In my Shakespeare class last fall, we spent a week on the play Coriolanus. (Coriolanus is less famous than King Lear, maybe known to most people only from Cole Porter’s scurrilous rhyme about where you should consider kicking someone who finds you heinous.) One day we got into a discussion of why the hero found it so difficult to participate in the ritual that lay between him and political success. If it was “merely” a ceremony, just words, why was he so opposed to it, preferring rather to be “a lonely dragon of the fen?” (What a splendid image that is.) I remember one student suggested the example of graduation as a means by which we might grasp Coriolanus’ plight. While at first we all felt a bit sheepish comparing a college student’s rite of passage to an aspect of Shakespearean tragedy, there was also something deeply thrilling, even ennobling, about probing the resonances and differences. We didn’t lay the subject to rest that day—words won’t do that—but I know we all got a little bit smarter and a good deal closer to “something understood,” which is that there is no such thing as “just” words. English majors remember those moments, and they make more of them.

When you are an English professor, you often get asked what your favorite book is—right after the person nervously jokes that they will have to watch their grammar in front of you. I hate this question (and I think people should watch their grammar even when they’re not talking to me). Only one book? Really? The answer changes, usually depending on the book I am reading that day, which makes me wonder if I will appear flighty when I know what I’m being asked for is something durable and monumental. Even if I could pick just one, the reason changes. When I was in college and read King Lear for the first time, I loved the good daughter Cordelia because she spoke truth to power; as my own parents have aged, the wicked sisters Goneril and Regan have seemed to make a few surprisingly good points (just a few). Someday I expect Lear’s will become the voice I hear most clearly. But what doesn’t change is the fact of the book. It is something to sail by, and to know and grow with—not a “dead thing” in Milton’s phrase, “but the precious lifeblood of a master spirit.” Which is why that question matters.

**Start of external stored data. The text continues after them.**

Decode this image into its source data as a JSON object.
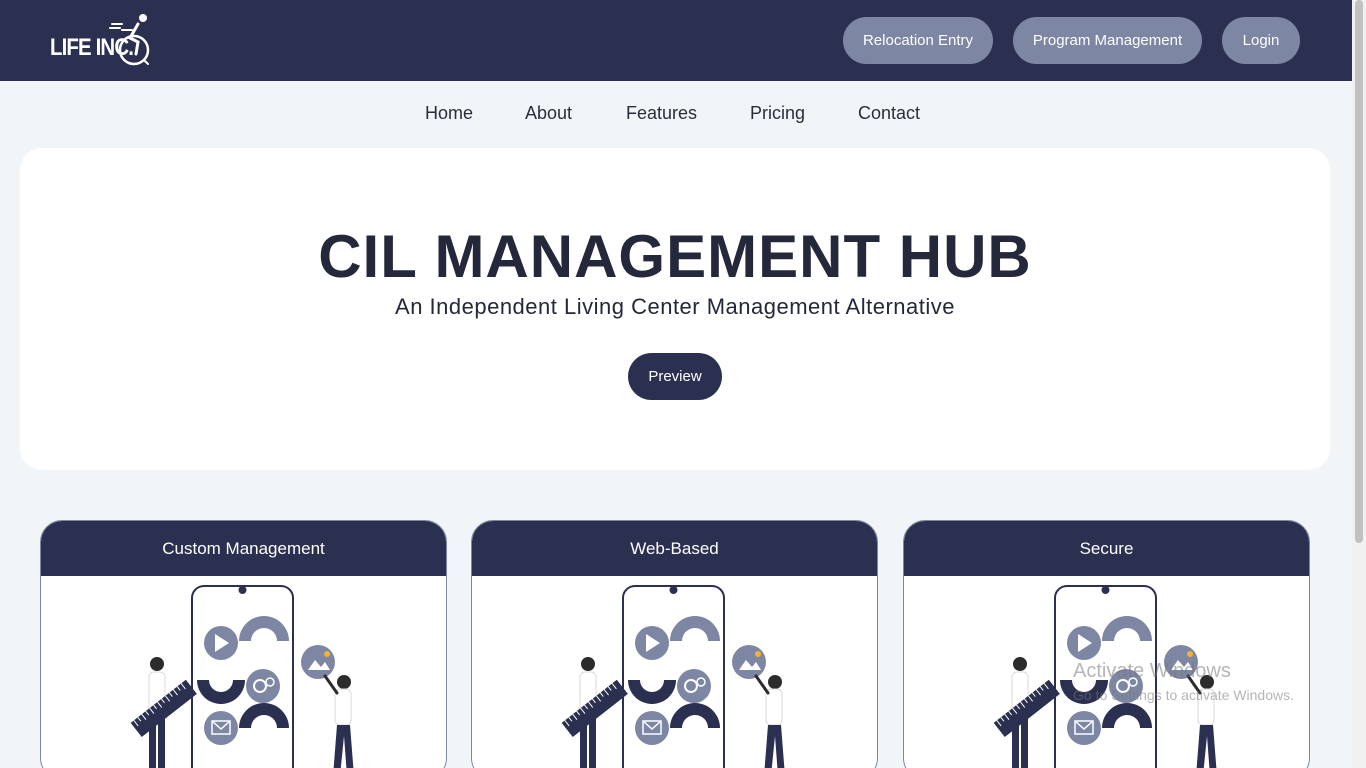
{
  "header": {
    "logo_text": "LIFE INC.",
    "buttons": [
      "Relocation Entry",
      "Program Management",
      "Login"
    ]
  },
  "nav": {
    "items": [
      "Home",
      "About",
      "Features",
      "Pricing",
      "Contact"
    ]
  },
  "hero": {
    "title": "CIL MANAGEMENT HUB",
    "subtitle": "An Independent Living Center Management Alternative",
    "cta_label": "Preview"
  },
  "features": {
    "cards": [
      {
        "title": "Custom Management"
      },
      {
        "title": "Web-Based"
      },
      {
        "title": "Secure"
      }
    ]
  },
  "watermark": {
    "line1": "Activate Windows",
    "line2": "Go to Settings to activate Windows."
  },
  "colors": {
    "navy": "#2c3050",
    "slate": "#7d86a3",
    "page_bg": "#f1f5f7"
  }
}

The real problem with all those transactional questions about what a university education will do “for” students or what students plan to do “with” it is that they obscure today’s most important question (and preposition), which is how what students learn will make itself felt in the world through them. As professors, we are no longer in the business of training clergymen, but English majors are among the world’s great consciences. Education serves as the lifeblood of a lifelong commitment to the hard, necessary—and yes, majestic—work of expression and empathy, clear voicing and compassionate hearing: those vital components of human dignity, active citizenship, and good tenancy of our precious planet.

Claire McEachern is an English professor at the University of California, Los Angeles, whose scholarship and teaching focus on the early modern period.